I eyed my mobile thoughtfully. What I felt like doing was hurling it over the balcony railing onto the pavement below, but I needed it tomorrow so I couldn’t do that.

I lay on the futon in the dark, considering my options, the roar of the shore-drawn tide in the background. For some reason I thought of Annie, my dead brother’s psychic wife, who I hadn’t talked to for a long time. Actually I was thinking about Massimo, I realised, my detective brother who handled a gun like it was the most beautiful thing he ever saw. Once I went round and he caught me looking at him while he was cleaning it.

‘What? You got something to say? You better get real, Paola. You want to think the world’s a nice place, that’s fine. You can carry on living in your fool’s paradise because people like me are out there looking out for you 24/7. So don’t give me that look. I feel fucking sorry for anybody who’s going to shack up with you, that’s what I feel.’

‘What kind of a comment is that? It’s hardly as if you’re the ideal spouse, little brother.’

He’d shrugged. ‘Don’t claim to be. Annie knew what she was getting into.’
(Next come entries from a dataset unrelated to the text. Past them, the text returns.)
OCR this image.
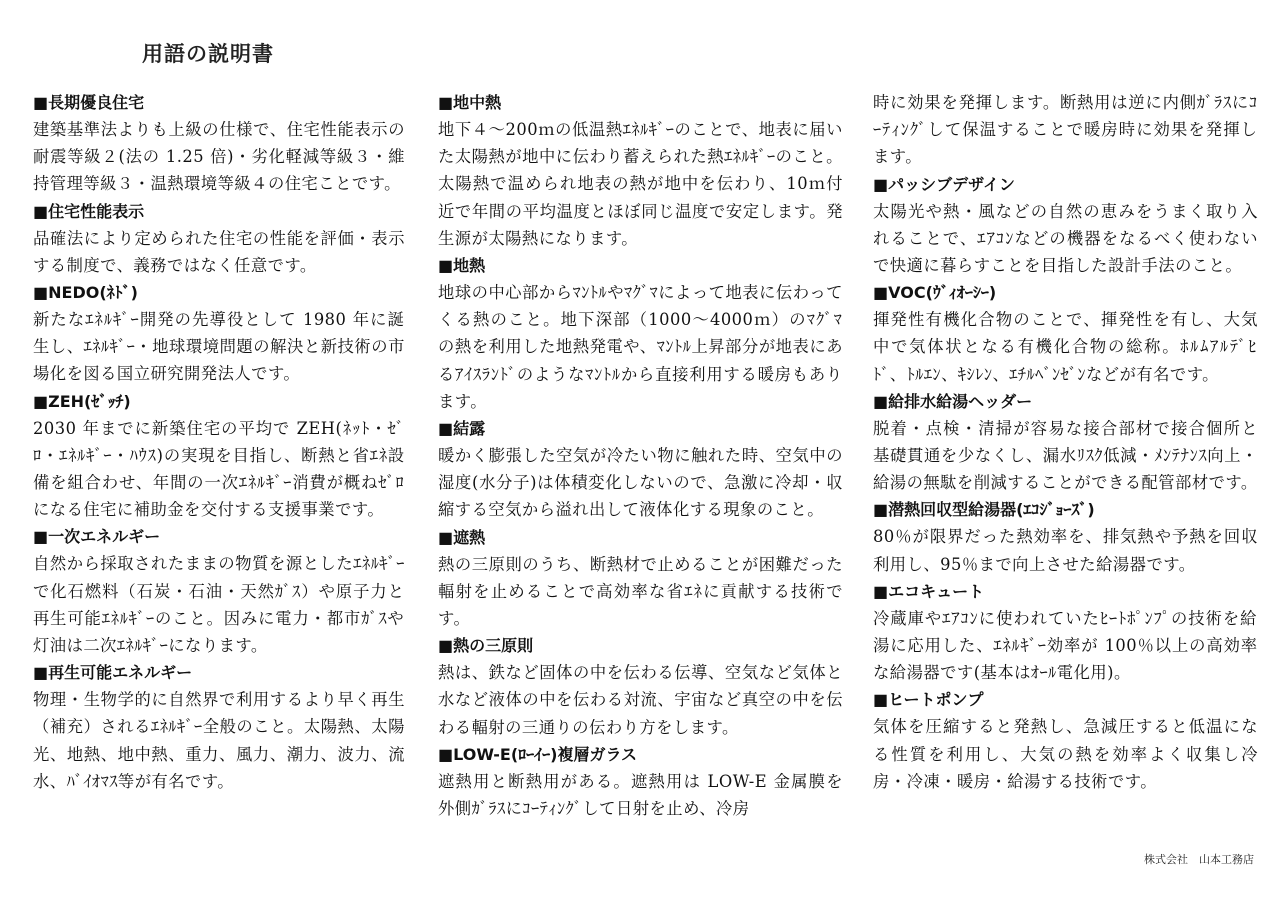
用語の説明書
■長期優良住宅
建築基準法よりも上級の仕様で、住宅性能表示の耐震等級２(法の 1.25 倍)・劣化軽減等級３・維持管理等級３・温熱環境等級４の住宅ことです。
■住宅性能表示
品確法により定められた住宅の性能を評価・表示する制度で、義務ではなく任意です。
■NEDO(ﾈﾄﾞ)
新たなｴﾈﾙｷﾞｰ開発の先導役として 1980 年に誕生し、ｴﾈﾙｷﾞｰ・地球環境問題の解決と新技術の市場化を図る国立研究開発法人です。
■ZEH(ｾﾞｯﾁ)
2030 年までに新築住宅の平均で ZEH(ﾈｯﾄ・ｾﾞﾛ・ｴﾈﾙｷﾞｰ・ﾊｳｽ)の実現を目指し、断熱と省ｴﾈ設備を組合わせ、年間の一次ｴﾈﾙｷﾞｰ消費が概ねｾﾞﾛになる住宅に補助金を交付する支援事業です。
■一次エネルギー
自然から採取されたままの物質を源としたｴﾈﾙｷﾞｰで化石燃料（石炭・石油・天然ｶﾞｽ）や原子力と再生可能ｴﾈﾙｷﾞｰのこと。因みに電力・都市ｶﾞｽや灯油は二次ｴﾈﾙｷﾞｰになります。
■再生可能エネルギー
物理・生物学的に自然界で利用するより早く再生（補充）されるｴﾈﾙｷﾞｰ全般のこと。太陽熱、太陽光、地熱、地中熱、重力、風力、潮力、波力、流水、ﾊﾞｲｵﾏｽ等が有名です。
■地中熱
地下４～200ｍの低温熱ｴﾈﾙｷﾞｰのことで、地表に届いた太陽熱が地中に伝わり蓄えられた熱ｴﾈﾙｷﾞｰのこと。太陽熱で温められ地表の熱が地中を伝わり、10ｍ付近で年間の平均温度とほぼ同じ温度で安定します。発生源が太陽熱になります。
■地熱
地球の中心部からﾏﾝﾄﾙやﾏｸﾞﾏによって地表に伝わってくる熱のこと。地下深部（1000～4000ｍ）のﾏｸﾞﾏの熱を利用した地熱発電や、ﾏﾝﾄﾙ上昇部分が地表にあるｱｲｽﾗﾝﾄﾞのようなﾏﾝﾄﾙから直接利用する暖房もあります。
■結露
暖かく膨張した空気が冷たい物に触れた時、空気中の湿度(水分子)は体積変化しないので、急激に冷却・収縮する空気から溢れ出して液体化する現象のこと。
■遮熱
熱の三原則のうち、断熱材で止めることが困難だった輻射を止めることで高効率な省ｴﾈに貢献する技術です。
■熱の三原則
熱は、鉄など固体の中を伝わる伝導、空気など気体と水など液体の中を伝わる対流、宇宙など真空の中を伝わる輻射の三通りの伝わり方をします。
■LOW-E(ﾛｰｲｰ)複層ガラス
遮熱用と断熱用がある。遮熱用は LOW-E 金属膜を外側ｶﾞﾗｽにｺｰﾃｨﾝｸﾞして日射を止め、冷房
時に効果を発揮します。断熱用は逆に内側ｶﾞﾗｽにｺｰﾃｨﾝｸﾞして保温することで暖房時に効果を発揮します。
■パッシブデザイン
太陽光や熱・風などの自然の恵みをうまく取り入れることで、ｴｱｺﾝなどの機器をなるべく使わないで快適に暮らすことを目指した設計手法のこと。
■VOC(ｳﾞｨｵｰｼｰ)
揮発性有機化合物のことで、揮発性を有し、大気中で気体状となる有機化合物の総称。ﾎﾙﾑｱﾙﾃﾞﾋﾄﾞ、ﾄﾙｴﾝ、ｷｼﾚﾝ、ｴﾁﾙﾍﾞﾝｾﾞﾝなどが有名です。
■給排水給湯ヘッダー
脱着・点検・清掃が容易な接合部材で接合個所と基礎貫通を少なくし、漏水ﾘｽｸ低減・ﾒﾝﾃﾅﾝｽ向上・給湯の無駄を削減することができる配管部材です。
■潜熱回収型給湯器(ｴｺｼﾞｮｰｽﾞ)
80％が限界だった熱効率を、排気熱や予熱を回収利用し、95％まで向上させた給湯器です。
■エコキュート
冷蔵庫やｴｱｺﾝに使われていたﾋｰﾄﾎﾟﾝﾌﾟの技術を給湯に応用した、ｴﾈﾙｷﾞｰ効率が 100％以上の高効率な給湯器です(基本はｵｰﾙ電化用)。
■ヒートポンプ
気体を圧縮すると発熱し、急減圧すると低温になる性質を利用し、大気の熱を効率よく収集し冷房・冷凍・暖房・給湯する技術です。
株式会社　山本工務店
‘When was the last time you paid for a babysitter and took your wife out to dinner, Mr Big-Time Detective?’ I’d continued, infuriated. ‘Maybe if you looked up from cleaning your gun every once in a while–’

Annie’s appearance in the doorway had interrupted my tirade. ‘Come on, you two, supper’s nearly ready. Max Junior is really really looking forward to his birthday supper.’
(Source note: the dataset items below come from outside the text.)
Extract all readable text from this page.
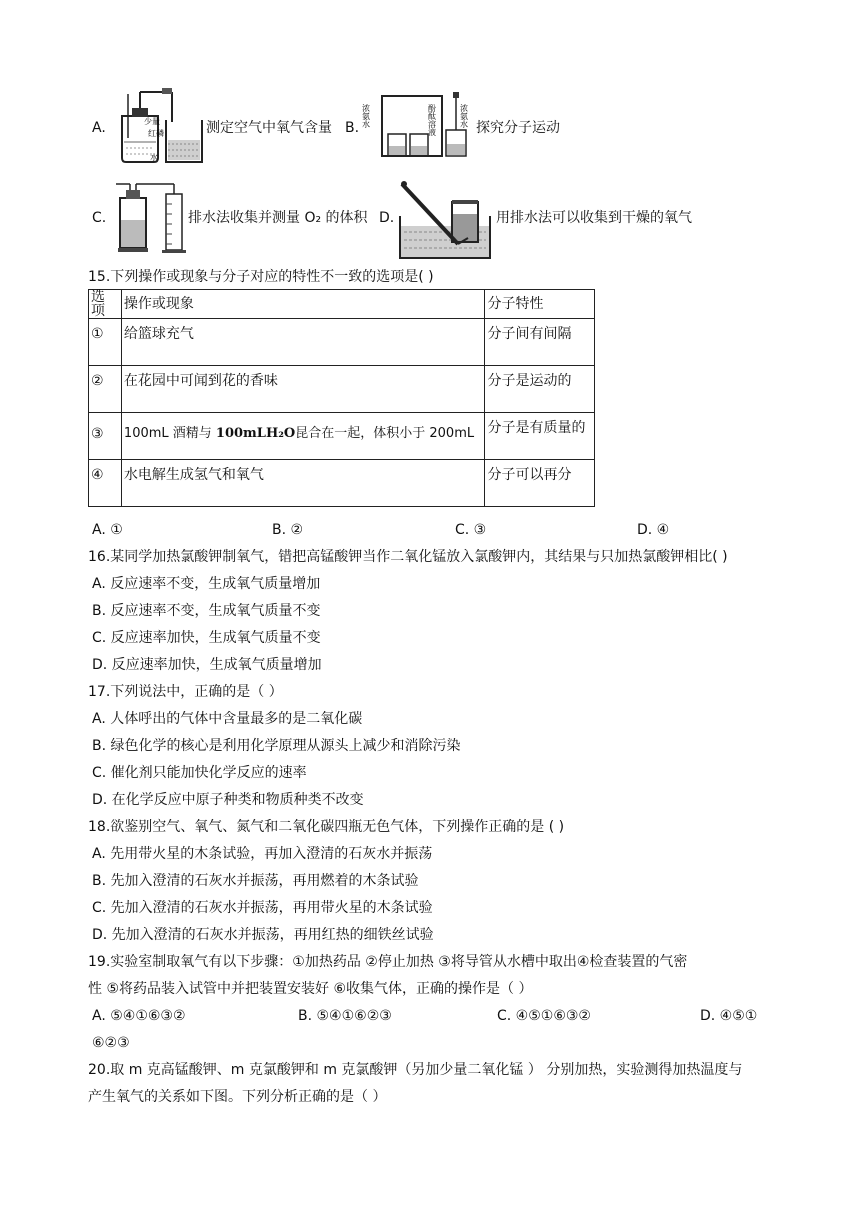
A.	少量
红磷
水
测定空气中氧气含量 B. 浓氨水	酚酞溶液	浓氨水 探究分子运动
C.	排水法收集并测量 O₂ 的体积 D.	用排水法可以收集到干燥的氧气
15.下列操作或现象与分子对应的特性不一致的选项是( )
选项	操作或现象	分子特性
①	给篮球充气	分子间有间隔
②	在花园中可闻到花的香味	分子是运动的
③	100mL 酒精与 100mLH₂O昆合在一起，体积小于 200mL	分子是有质量的
④	水电解生成氢气和氧气	分子可以再分
A. ①	B. ②	C. ③	D. ④
16.某同学加热氯酸钾制氧气，错把高锰酸钾当作二氧化锰放入氯酸钾内，其结果与只加热氯酸钾相比( )
A. 反应速率不变，生成氧气质量增加
B. 反应速率不变，生成氧气质量不变
C. 反应速率加快，生成氧气质量不变
D. 反应速率加快，生成氧气质量增加
17.下列说法中，正确的是（ ）
A. 人体呼出的气体中含量最多的是二氧化碳
B. 绿色化学的核心是利用化学原理从源头上减少和消除污染
C. 催化剂只能加快化学反应的速率
D. 在化学反应中原子种类和物质种类不改变
18.欲鉴别空气、氧气、氮气和二氧化碳四瓶无色气体，下列操作正确的是 ( )
A. 先用带火星的木条试验，再加入澄清的石灰水并振荡
B. 先加入澄清的石灰水并振荡，再用燃着的木条试验
C. 先加入澄清的石灰水并振荡，再用带火星的木条试验
D. 先加入澄清的石灰水并振荡，再用红热的细铁丝试验
19.实验室制取氧气有以下步骤：①加热药品 ②停止加热 ③将导管从水槽中取出④检查装置的气密
性 ⑤将药品装入试管中并把装置安装好 ⑥收集气体，正确的操作是（ ）
A. ⑤④①⑥③②	B. ⑤④①⑥②③	C. ④⑤①⑥③②	D. ④⑤①
⑥②③
20.取 m 克高锰酸钾、m 克氯酸钾和 m 克氯酸钾（另加少量二氧化锰 ） 分别加热，实验测得加热温度与
产生氧气的关系如下图。下列分析正确的是（ ）
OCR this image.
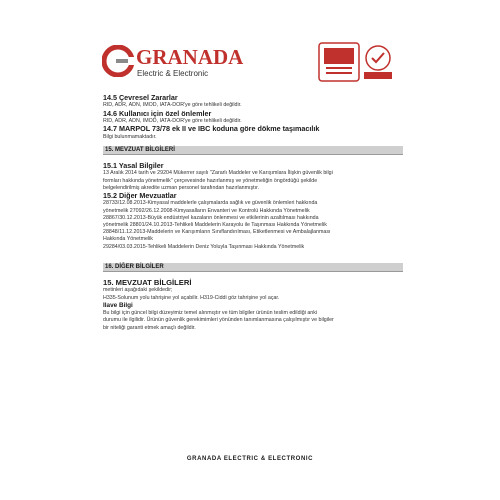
GRANADA
Electric & Electronic
14.5 Çevresel Zararlar
RID, ADR, ADN, IMOD, IATA-DOR'ye göre tehlikeli değildir.
14.6 Kullanıcı için özel önlemler
RID, ADR, ADN, IMOD, IATA-DOR'ye göre tehlikeli değildir.
14.7 MARPOL 73/78 ek II ve IBC koduna göre dökme taşımacılık
Bilgi bulunmamaktadır.
15. MEVZUAT BİLGİLERİ
15.1 Yasal Bilgiler
13 Aralık 2014 tarih ve 29204 Mükerrer sayılı "Zararlı Maddeler ve Karışımlara İlişkin güvenlik bilgi
formları hakkında yönetmelik" çerçevesinde hazırlanmış ve yönetmeliğin öngördüğü şekilde
belgelendirilmiş akredite uzman personel tarafından hazırlanmıştır.
15.2 Diğer Mevzuatlar
28733/12.08.2013-Kimyasal maddelerle çalışmalarda sağlık ve güvenlik önlemleri hakkında
yönetmelik 27092/26.12.2008-Kimyasalların Envanteri ve Kontrolü Hakkında Yönetmelik
28867/30.12.2013-Büyük endüstriyel kazaların önlenmesi ve etkilerinin azaltılması hakkında
yönetmelik 28801/24.10.2013-Tehlikeli Maddelerin Karayolu ile Taşınması Hakkında Yönetmelik
28848/11.12.2013-Maddelerin ve Karışımların Sınıflandırılması, Etiketlenmesi ve Ambalajlanması
Hakkında Yönetmelik
29284/03.03.2015-Tehlikeli Maddelerin Deniz Yoluyla Taşınması Hakkında Yönetmelik
16. DİĞER BİLGİLER
15. MEVZUAT BİLGİLERİ
metinleri aşağıdaki şekildedir;
H335-Solunum yolu tahrişine yol açabilir. H319-Ciddi göz tahrişine yol açar.
Ilave Bilgi
Bu bilgi için güncel bilgi düzeyimiz temel alınmıştır ve tüm bilgiler ürünün teslim edildiği anki
durumu ile ilgilidir. Ürünün güvenlik gerekimimleri yönünden tanımlanmasına çalışılmıştır ve bilgiler
bir niteliği garanti etmek amaçlı değildir.
GRANADA ELECTRIC & ELECTRONIC
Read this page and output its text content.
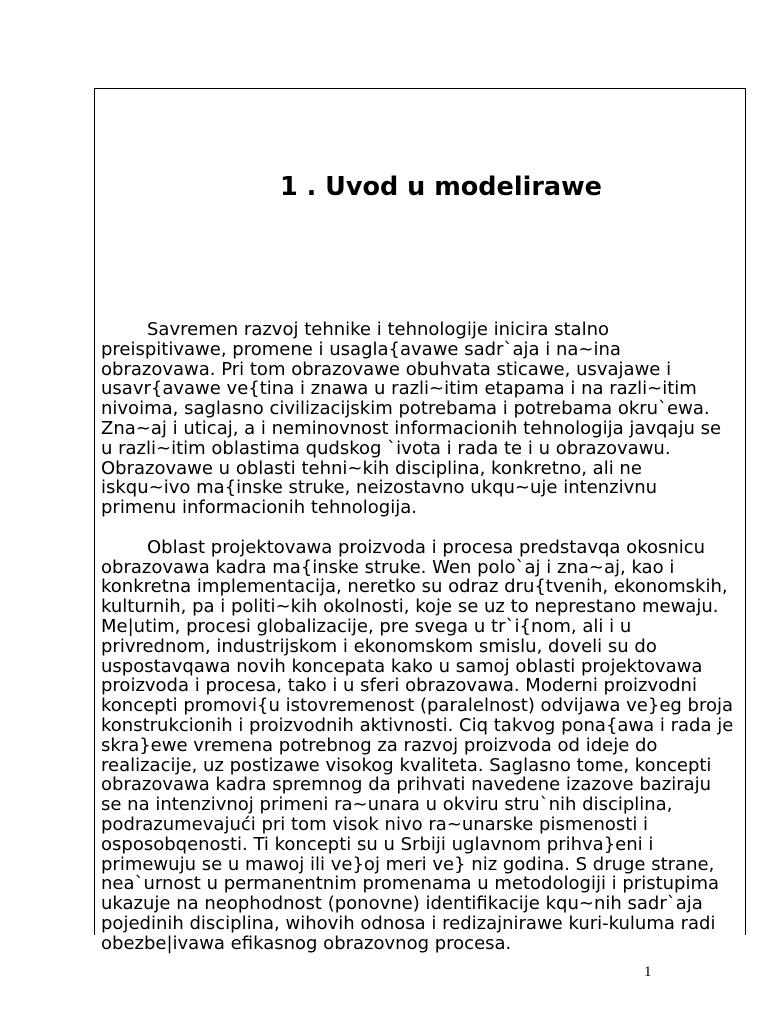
1 . Uvod u modelirawe
Savremen razvoj tehnike i tehnologije inicira stalno
preispitivawe, promene i usagla{avawe sadr`aja i na~ina
obrazovawa. Pri tom obrazovawe obuhvata sticawe, usvajawe i
usavr{avawe ve{tina i znawa u razli~itim etapama i na razli~itim
nivoima, saglasno civilizacijskim potrebama i potrebama okru`ewa.
Zna~aj i uticaj, a i neminovnost informacionih tehnologija javqaju se
u razli~itim oblastima qudskog `ivota i rada te i u obrazovawu.
Obrazovawe u oblasti tehni~kih disciplina, konkretno, ali ne
iskqu~ivo ma{inske struke, neizostavno ukqu~uje intenzivnu
primenu informacionih tehnologija.
Oblast projektovawa proizvoda i procesa predstavqa okosnicu
obrazovawa kadra ma{inske struke. Wen polo`aj i zna~aj, kao i
konkretna implementacija, neretko su odraz dru{tvenih, ekonomskih,
kulturnih, pa i politi~kih okolnosti, koje se uz to neprestano mewaju.
Me|utim, procesi globalizacije, pre svega u tr`i{nom, ali i u
privrednom, industrijskom i ekonomskom smislu, doveli su do
uspostavqawa novih koncepata kako u samoj oblasti projektovawa
proizvoda i procesa, tako i u sferi obrazovawa. Moderni proizvodni
koncepti promovi{u istovremenost (paralelnost) odvijawa ve}eg broja
konstrukcionih i proizvodnih aktivnosti. Ciq takvog pona{awa i rada je
skra}ewe vremena potrebnog za razvoj proizvoda od ideje do
realizacije, uz postizawe visokog kvaliteta. Saglasno tome, koncepti
obrazovawa kadra spremnog da prihvati navedene izazove baziraju
se na intenzivnoj primeni ra~unara u okviru stru`nih disciplina,
podrazumevajući pri tom visok nivo ra~unarske pismenosti i
osposobqenosti. Ti koncepti su u Srbiji uglavnom prihva}eni i
primewuju se u mawoj ili ve}oj meri ve} niz godina. S druge strane,
nea`urnost u permanentnim promenama u metodologiji i pristupima
ukazuje na neophodnost (ponovne) identifikacije kqu~nih sadr`aja
pojedinih disciplina, wihovih odnosa i redizajnirawe kuri-kuluma radi
obezbe|ivawa efikasnog obrazovnog procesa.
1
‘She’s always so fucking superior,’ Max had growled on his way past Annie to put the gun away in the gun safe.

‘Can we just enjoy tonight?’ Annie had pleaded to his back. ‘Who knows when we’ll be together again?’

Max and I had managed to stay civil to each other through one whole suppertime – we’d done more than that, we’d put on a great happy-family act for the two-year-old we both loved. It was something we hadn’t done in a very long while. Not since we’d eaten at our family table as kids, our own mother and father in their chairs, the way we’d never even imagined could ever change. For a moment I see us, all of us in our places, timeless and perfect, as if we were made of an artist’s concrete poured into memory moulds.

Annie had insisted that Max Junior’s second birthday was an important milestone and convinced me to combine it with a trip for work to Johannesburg. For Annie and Max Junior’s sake, we’d made the effort. Annie gave us that night as a gift. It was the last time I’d seen my brother alive. I caught her watching us at one point as if we were all in a home movie and she was outside the scene, recording it, a peculiar sad look on her face. When she saw that I’d noticed, she slipped out the room to fetch the ice-cream cake she’d ordered in the shape of Thomas the Tank Engine and asked Max to light the two sparkler headlights. Max Junior’s astonished beaming smile bathed us all in its innocent glow.

Three weeks later they found my little brother Massimo, Annie’s husband and Max Junior’s father, in a shallow grave. He’d been working undercover as part of a money-laundering racket and something had gone badly wrong.

That day when Annie turned up on my doorstep and told me she was having flash visions of Simone being spirited away in an SUV, she’d given up pretending she couldn’t see the future.